Sokn
- Interactive map of the island

Geography
- Location: Rogaland, Norway
- Coordinates: 59°03′13″N 5°39′48″E﻿ / ﻿59.05354°N 5.66326°E
- Length: 2.25 km (1.398 mi)
- Width: 1.2 km (0.75 mi)
- Highest elevation: 22 m (72 ft)
- Highest point: Hodnet

Administration
- Norway
- County: Rogaland
- Municipality: Stavanger Municipality

= Sokn =

Island in Rogaland, Norway

Sokn is an island in Stavanger Municipality in Rogaland county, Norway. The 1.31 km2 island lies in a group of islands on the south side of the Boknafjorden, just east of the city of Stavanger. There are several islands surrounding Sokn: Bru to the southwest, Åmøy to the southeast, and Mosterøy to the north. All three islands are connected to Sokn by bridges, and the undersea Byfjord Tunnel has its northern terminus on the island, connecting all these islands to the mainland.

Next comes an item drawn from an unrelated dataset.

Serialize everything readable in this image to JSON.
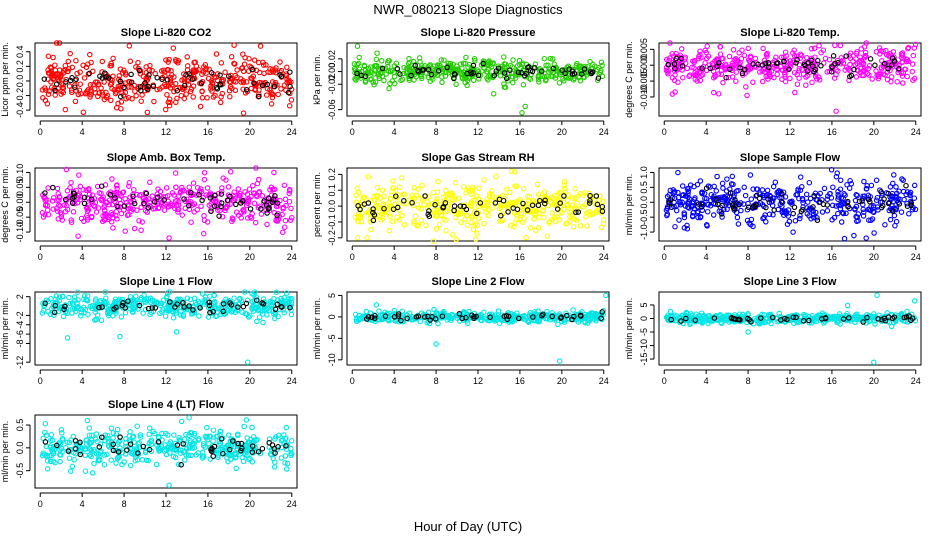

Most of the island is covered with farms or moorland, with most of the population living along the southeastern shore.

==History==
The island of Sokn was part of the old Rennesøy Municipality for a long time, but in 1884 it became a part of the new Mosterøy Municipality which encompassed the island plus several surrounding islands. This independent municipality existed until 1965 when it was merged back into Rennesøy Municipality. Then in 2020, the island became a part of the newly-enlarged Stavanger Municipality.